Preprocessing for mention detection. Preprocessing utilities for text normalization and morphological analysis.

This module provides preprocessing support for:

  • Morphologically complex languages (polysynthetic, agglutinative)
  • Text normalization and cleaning
  • Script-specific handling (Cherokee syllabary, etc.)
  • Parenthetical analysis - aliases, abbreviations, temporal bounds
  • Reference resolution - URLs, citations, cross-references

§Morphological Preprocessing

For polysynthetic languages like Cherokee, Navajo, and Mohawk, standard word-level tokenization fails because a single word can encode an entire sentence.
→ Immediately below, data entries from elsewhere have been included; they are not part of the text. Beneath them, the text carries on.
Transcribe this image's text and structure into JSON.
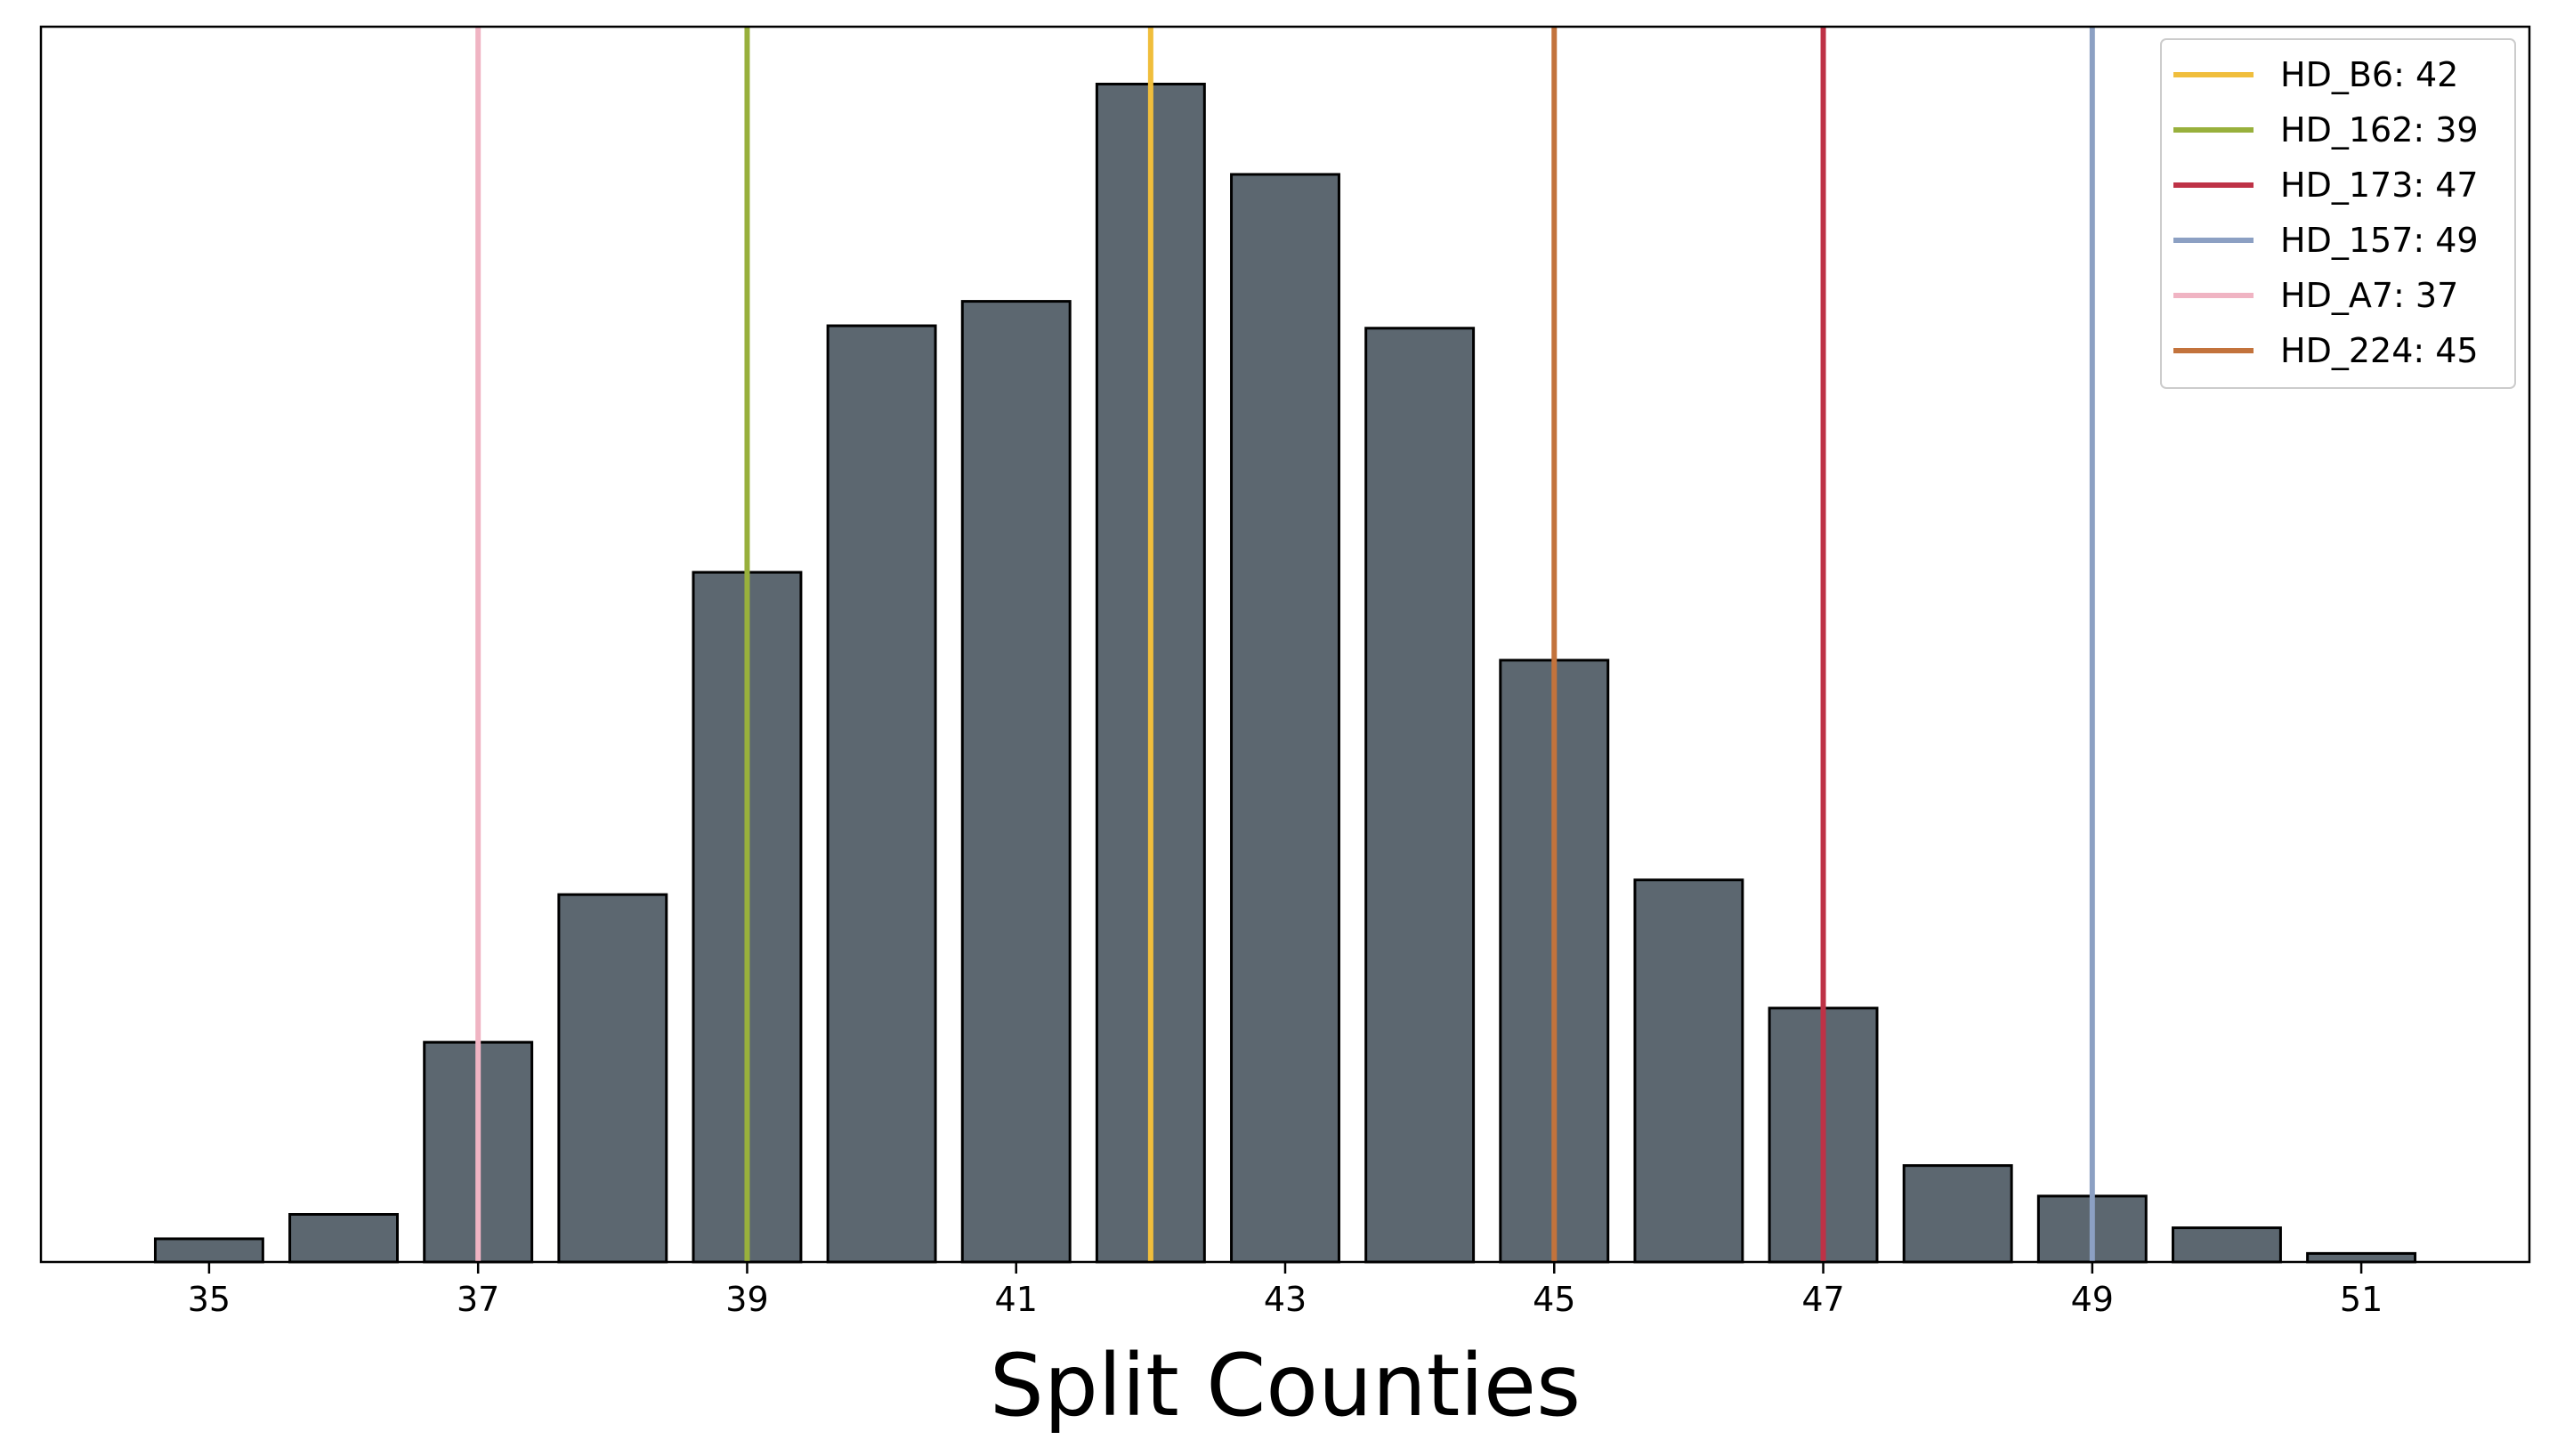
{
  "chart_data": {
    "type": "bar",
    "title": "",
    "xlabel": "Split Counties",
    "ylabel": "",
    "x": [
      35,
      36,
      37,
      38,
      39,
      40,
      41,
      42,
      43,
      44,
      45,
      46,
      47,
      48,
      49,
      50,
      51
    ],
    "values": [
      19,
      39,
      180,
      301,
      565,
      767,
      787,
      965,
      891,
      765,
      493,
      313,
      208,
      79,
      54,
      28,
      7
    ],
    "xlim": [
      33.75,
      52.25
    ],
    "ylim": [
      0,
      1012
    ],
    "xticks": [
      "35",
      "37",
      "39",
      "41",
      "43",
      "45",
      "47",
      "49",
      "51"
    ],
    "grid": false,
    "bar_color": "#5c6770",
    "bar_edge_color": "#000000",
    "legend_position": "top-right",
    "reference_lines": [
      {
        "label": "HD_B6: 42",
        "x": 42,
        "color": "#f0be3c"
      },
      {
        "label": "HD_162: 39",
        "x": 39,
        "color": "#98b03c"
      },
      {
        "label": "HD_173: 47",
        "x": 47,
        "color": "#be3246"
      },
      {
        "label": "HD_157: 49",
        "x": 49,
        "color": "#8ca0c3"
      },
      {
        "label": "HD_A7: 37",
        "x": 37,
        "color": "#f0b4c3"
      },
      {
        "label": "HD_224: 45",
        "x": 45,
        "color": "#c3733c"
      }
    ]
  }
}
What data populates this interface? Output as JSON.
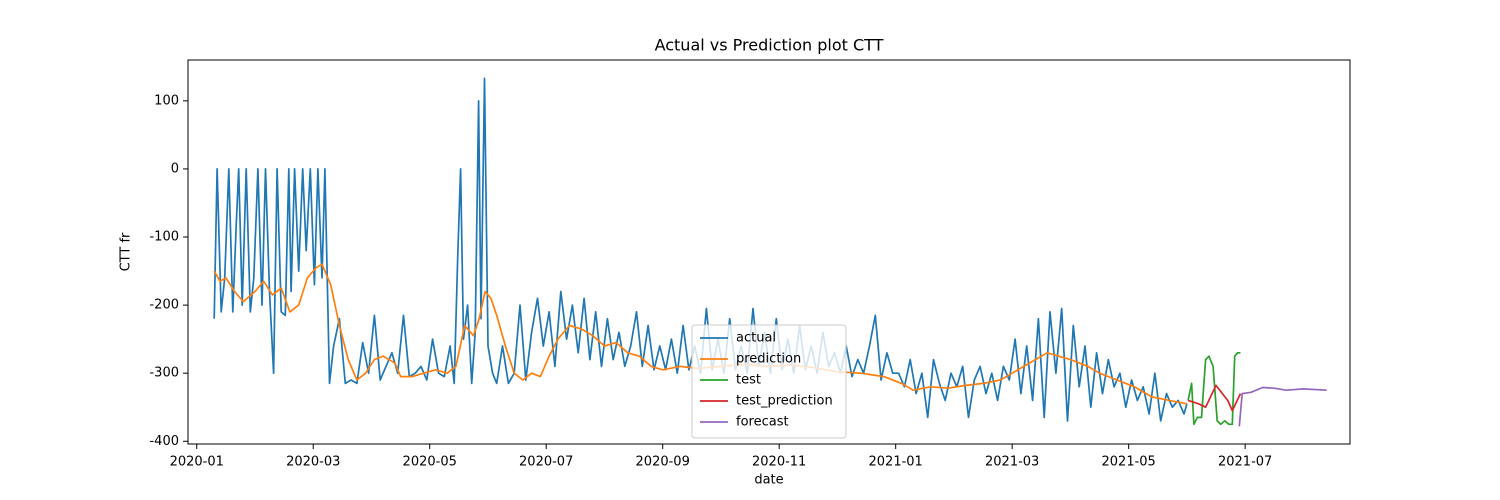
{
  "chart_data": {
    "type": "line",
    "title": "Actual vs Prediction plot CTT",
    "x_label": "date",
    "y_label": "CTT fr",
    "xlim": [
      -0.15,
      19.8
    ],
    "ylim": [
      -404,
      160
    ],
    "xticks": [
      {
        "value": 0,
        "label": "2020-01"
      },
      {
        "value": 2,
        "label": "2020-03"
      },
      {
        "value": 4,
        "label": "2020-05"
      },
      {
        "value": 6,
        "label": "2020-07"
      },
      {
        "value": 8,
        "label": "2020-09"
      },
      {
        "value": 10,
        "label": "2020-11"
      },
      {
        "value": 12,
        "label": "2021-01"
      },
      {
        "value": 14,
        "label": "2021-03"
      },
      {
        "value": 16,
        "label": "2021-05"
      },
      {
        "value": 18,
        "label": "2021-07"
      }
    ],
    "yticks": [
      -400,
      -300,
      -200,
      -100,
      0,
      100
    ],
    "legend": "lower center",
    "series": [
      {
        "name": "actual",
        "color": "#1f77b4",
        "x": [
          0.3,
          0.35,
          0.42,
          0.48,
          0.55,
          0.62,
          0.68,
          0.72,
          0.78,
          0.85,
          0.92,
          0.98,
          1.05,
          1.12,
          1.18,
          1.25,
          1.32,
          1.38,
          1.45,
          1.52,
          1.58,
          1.62,
          1.68,
          1.75,
          1.82,
          1.88,
          1.95,
          2.02,
          2.08,
          2.15,
          2.2,
          2.28,
          2.35,
          2.45,
          2.55,
          2.65,
          2.75,
          2.85,
          2.95,
          3.05,
          3.15,
          3.25,
          3.35,
          3.45,
          3.55,
          3.65,
          3.75,
          3.85,
          3.95,
          4.05,
          4.15,
          4.25,
          4.35,
          4.42,
          4.48,
          4.53,
          4.58,
          4.65,
          4.72,
          4.78,
          4.84,
          4.88,
          4.94,
          5.0,
          5.08,
          5.15,
          5.25,
          5.35,
          5.45,
          5.55,
          5.65,
          5.75,
          5.85,
          5.95,
          6.05,
          6.15,
          6.25,
          6.35,
          6.45,
          6.55,
          6.65,
          6.75,
          6.85,
          6.95,
          7.05,
          7.15,
          7.25,
          7.35,
          7.45,
          7.55,
          7.65,
          7.75,
          7.85,
          7.95,
          8.05,
          8.15,
          8.25,
          8.35,
          8.45,
          8.55,
          8.65,
          8.75,
          8.85,
          8.95,
          9.05,
          9.15,
          9.25,
          9.35,
          9.45,
          9.55,
          9.65,
          9.75,
          9.85,
          9.95,
          10.05,
          10.15,
          10.25,
          10.35,
          10.45,
          10.55,
          10.65,
          10.75,
          10.85,
          10.95,
          11.05,
          11.15,
          11.25,
          11.35,
          11.45,
          11.55,
          11.65,
          11.75,
          11.85,
          11.95,
          12.05,
          12.15,
          12.25,
          12.35,
          12.45,
          12.55,
          12.65,
          12.75,
          12.85,
          12.95,
          13.05,
          13.15,
          13.25,
          13.35,
          13.45,
          13.55,
          13.65,
          13.75,
          13.85,
          13.95,
          14.05,
          14.15,
          14.25,
          14.35,
          14.45,
          14.55,
          14.65,
          14.75,
          14.85,
          14.95,
          15.05,
          15.15,
          15.25,
          15.35,
          15.45,
          15.55,
          15.65,
          15.75,
          15.85,
          15.95,
          16.05,
          16.15,
          16.25,
          16.35,
          16.45,
          16.55,
          16.65,
          16.75,
          16.85,
          16.95,
          17.0
        ],
        "values": [
          -220,
          0,
          -210,
          -160,
          0,
          -210,
          -80,
          0,
          -200,
          0,
          -210,
          -160,
          0,
          -200,
          0,
          -180,
          -300,
          0,
          -210,
          -215,
          0,
          -180,
          0,
          -150,
          0,
          -120,
          0,
          -170,
          0,
          -160,
          0,
          -315,
          -260,
          -220,
          -315,
          -310,
          -315,
          -255,
          -300,
          -215,
          -310,
          -290,
          -270,
          -300,
          -215,
          -305,
          -300,
          -290,
          -310,
          -250,
          -300,
          -305,
          -260,
          -315,
          -130,
          0,
          -250,
          -200,
          -315,
          -240,
          100,
          -220,
          133,
          -260,
          -300,
          -315,
          -260,
          -315,
          -300,
          -200,
          -310,
          -240,
          -190,
          -260,
          -210,
          -290,
          -180,
          -250,
          -200,
          -270,
          -190,
          -280,
          -210,
          -290,
          -220,
          -280,
          -240,
          -290,
          -260,
          -210,
          -290,
          -230,
          -295,
          -260,
          -295,
          -250,
          -300,
          -230,
          -295,
          -260,
          -300,
          -205,
          -295,
          -250,
          -300,
          -220,
          -295,
          -260,
          -300,
          -205,
          -290,
          -240,
          -300,
          -220,
          -295,
          -250,
          -300,
          -230,
          -295,
          -260,
          -300,
          -240,
          -290,
          -270,
          -300,
          -260,
          -305,
          -280,
          -300,
          -260,
          -215,
          -310,
          -270,
          -300,
          -300,
          -320,
          -280,
          -330,
          -300,
          -365,
          -280,
          -315,
          -340,
          -300,
          -320,
          -290,
          -365,
          -310,
          -290,
          -330,
          -300,
          -340,
          -290,
          -310,
          -250,
          -330,
          -260,
          -340,
          -220,
          -365,
          -210,
          -300,
          -205,
          -370,
          -230,
          -320,
          -260,
          -350,
          -270,
          -330,
          -280,
          -320,
          -300,
          -350,
          -310,
          -340,
          -320,
          -360,
          -300,
          -370,
          -330,
          -350,
          -340,
          -360,
          -345
        ]
      },
      {
        "name": "prediction",
        "color": "#ff7f0e",
        "x": [
          0.3,
          0.4,
          0.5,
          0.65,
          0.8,
          1.0,
          1.15,
          1.3,
          1.45,
          1.6,
          1.75,
          1.9,
          2.05,
          2.15,
          2.3,
          2.45,
          2.6,
          2.75,
          2.9,
          3.05,
          3.2,
          3.4,
          3.5,
          3.7,
          3.9,
          4.1,
          4.3,
          4.45,
          4.6,
          4.75,
          4.85,
          4.95,
          5.05,
          5.15,
          5.3,
          5.45,
          5.6,
          5.75,
          5.9,
          6.05,
          6.2,
          6.4,
          6.6,
          6.8,
          7.0,
          7.2,
          7.4,
          7.6,
          7.8,
          8.0,
          8.3,
          8.6,
          9.0,
          9.4,
          9.8,
          10.2,
          10.6,
          11.0,
          11.4,
          11.8,
          12.1,
          12.3,
          12.6,
          12.9,
          13.2,
          13.5,
          13.8,
          14.0,
          14.2,
          14.4,
          14.6,
          14.8,
          15.0,
          15.3,
          15.5,
          15.8,
          16.1,
          16.4,
          16.7,
          17.0
        ],
        "values": [
          -150,
          -165,
          -160,
          -180,
          -195,
          -180,
          -165,
          -185,
          -175,
          -210,
          -200,
          -160,
          -145,
          -140,
          -170,
          -230,
          -280,
          -310,
          -300,
          -280,
          -275,
          -285,
          -305,
          -305,
          -300,
          -295,
          -300,
          -290,
          -230,
          -245,
          -220,
          -180,
          -190,
          -215,
          -260,
          -300,
          -310,
          -300,
          -305,
          -275,
          -250,
          -230,
          -235,
          -245,
          -260,
          -255,
          -270,
          -275,
          -290,
          -295,
          -290,
          -293,
          -290,
          -287,
          -290,
          -288,
          -292,
          -298,
          -300,
          -305,
          -315,
          -325,
          -320,
          -322,
          -318,
          -315,
          -310,
          -300,
          -290,
          -280,
          -270,
          -275,
          -280,
          -290,
          -300,
          -310,
          -320,
          -335,
          -340,
          -345
        ]
      },
      {
        "name": "test",
        "color": "#2ca02c",
        "x": [
          17.02,
          17.08,
          17.12,
          17.18,
          17.25,
          17.32,
          17.38,
          17.45,
          17.52,
          17.58,
          17.65,
          17.72,
          17.78,
          17.82,
          17.87,
          17.92
        ],
        "values": [
          -340,
          -315,
          -375,
          -365,
          -365,
          -280,
          -275,
          -290,
          -370,
          -375,
          -370,
          -375,
          -375,
          -275,
          -270,
          -270
        ]
      },
      {
        "name": "test_prediction",
        "color": "#d62728",
        "x": [
          17.02,
          17.2,
          17.32,
          17.5,
          17.7,
          17.78,
          17.92
        ],
        "values": [
          -340,
          -345,
          -350,
          -318,
          -340,
          -355,
          -330
        ]
      },
      {
        "name": "forecast",
        "color": "#9467bd",
        "x": [
          17.9,
          17.95,
          18.1,
          18.3,
          18.5,
          18.7,
          19.0,
          19.4
        ],
        "values": [
          -378,
          -330,
          -328,
          -321,
          -322,
          -325,
          -323,
          -325
        ]
      }
    ]
  }
}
The morphology module provides segmentation strategies and the MorphologicalAnalyzer trait for integrating external analyzers.

§Parenthetical Analysis

The parenthetical module extracts valuable entity information from parenthetical text:

use anno::preprocess::parenthetical::{ParentheticalExtractor, ParentheticalType};

let extractor = ParentheticalExtractor::new();
let results = extractor.extract("The World Health Organization (WHO) announced guidelines.");

assert_eq!(results[0].content, "WHO");
assert_eq!(results[0].parenthetical_type, ParentheticalType::Abbreviation);

§Reference Resolution

The reference module detects URLs, citations, and cross-references that can be resolved to additional entity information:

use anno::preprocess::reference::{ReferenceExtractor, ReferenceType};

let extractor = ReferenceExtractor::new();
let refs = extractor.extract("See https://en.wikipedia.org/wiki/Einstein");

assert_eq!(refs[0].reference_type, ReferenceType::WikipediaUrl);

§Integration with Coalesce and Tier

These modules integrate with the entity resolution pipeline:

  • Coalesce: Parenthetical aliases help link “WHO” ↔ “World Health Organization”
  • Tier: Reference graphs create hierarchical entity relationships

§Example

use anno::preprocess::morphology::{MorphologicalPreprocessor, SegmentationStrategy};

// For Quechua with hyphenated morpheme boundaries
let preprocessor = MorphologicalPreprocessor::new()
    .with_strategy(SegmentationStrategy::RuleBased {
        boundary_chars: vec!['-', '='],
    });

let result = preprocessor.segment("wasi-kuna-y-ki").unwrap();
assert_eq!(result.morphemes.len(), 4); // wasi, kuna, y, ki

Re-exports§

pub use morphology::cherokee_syllable_inventory;
pub use morphology::navajo_prefix_inventory;
pub use morphology::quechua_boundary_chars;
pub use morphology::Morpheme;
pub use morphology::MorphemeType;
pub use morphology::MorphologicalAnalyzer;
pub use morphology::MorphologicalPreprocessor;
pub use morphology::ProdropConfig;
pub use morphology::SegmentationResult;
pub use morphology::SegmentationStrategy;
pub use parenthetical::extract_aliases;
pub use parenthetical::AliasPair;
pub use parenthetical::Parenthetical;
pub use parenthetical::ParentheticalExtractor;
pub use parenthetical::ParentheticalType;
pub use reference::ExtractedEntity;
pub use reference::Reference;
pub use reference::ReferenceExtractor;
pub use reference::ReferenceGraph;
pub use reference::ReferenceType;
pub use reference::ResolvedReference;
pub use apposition::extract_all_aliases;
pub use apposition::Apposition;
pub use apposition::AppositionExtractor;
pub use apposition::AppositionType;

Modules§

apposition
Apposition and Alias Pattern Extraction.
morphology
Morphological preprocessing for polysynthetic and agglutinative languages.
parenthetical
Parenthetical text analysis and entity extraction.
reference
Reference Resolution for Entity Extraction.